São Paulo - Após a conquista do bicampeonato da Copa América, a seleção masculina de basquete sonha alto e espera, após 16 anos, voltar a disputar os Jogos Olímpicos. Os bons resultados no torneio disputado em Porto Rico, e a consequente classificação para o Mundial da Turquia, porém, não apagam a falta de preparação para o futuro da seleção, que voltou ontem ao País.
''Por enquanto, não fizemos um planejamento detalhado, até porque antes não estávamos oficialmente garantidos no Mundial.
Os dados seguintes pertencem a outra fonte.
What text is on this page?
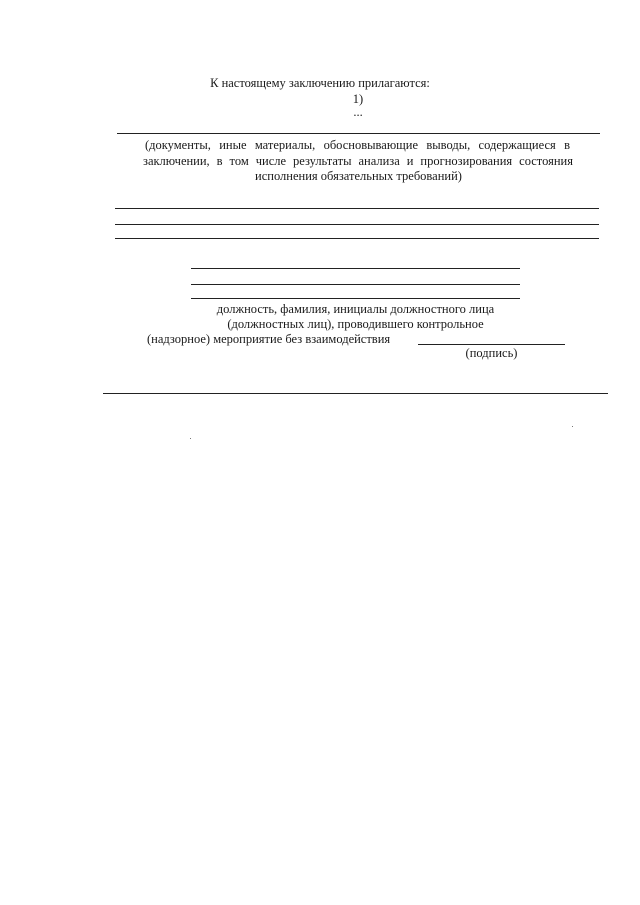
К настоящему заключению прилагаются:
1)
...
(документы, иные материалы, обосновывающие выводы, содержащиеся в
заключении, в том числе результаты анализа и прогнозирования состояния
исполнения обязательных требований)
должность, фамилия, инициалы должностного лица
(должностных лиц), проводившего контрольное
(надзорное) мероприятие без взаимодействия
(подпись)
Mas vamos traçar nossas metas o mais breve possível'', disse Carlos Nunes, presidente da Confederação Brasileira de Basquete (CBB).
Nem mesmo o técnico da seleção, o espanhol Moncho Monsalve, está garantido para o Mundial, que será disputado entre 28 de agosto e 12 de setembro de 2010.
''Está definido há muito tempo que depois da Copa América faremos uma reunião com o Moncho para a avaliação'', afirmou o dirigente brasileiro. ''Por enquanto a intenção é manter o Moncho, mas isso não quer dizer que lá na frente, por uma necessidade ou um desafeto tenhamos de trocar. Ele fez um bom trabalho, mas não sei se durante a caminhada vai haver algum problema de saúde, de tempo para ele se dedicar à seleção ou até financeiro, que faça ele não renovar o contrato'', completou Nunes.
Há um ano e meio no cargo, Moncho pretende também renegociar o valor de seu salário. ''A CBB é que tem que me dizer se quer que eu continue. Eu gostaria de ficar, mas são duas pessoas que decidem isso, não só eu'', afirmou Moncho.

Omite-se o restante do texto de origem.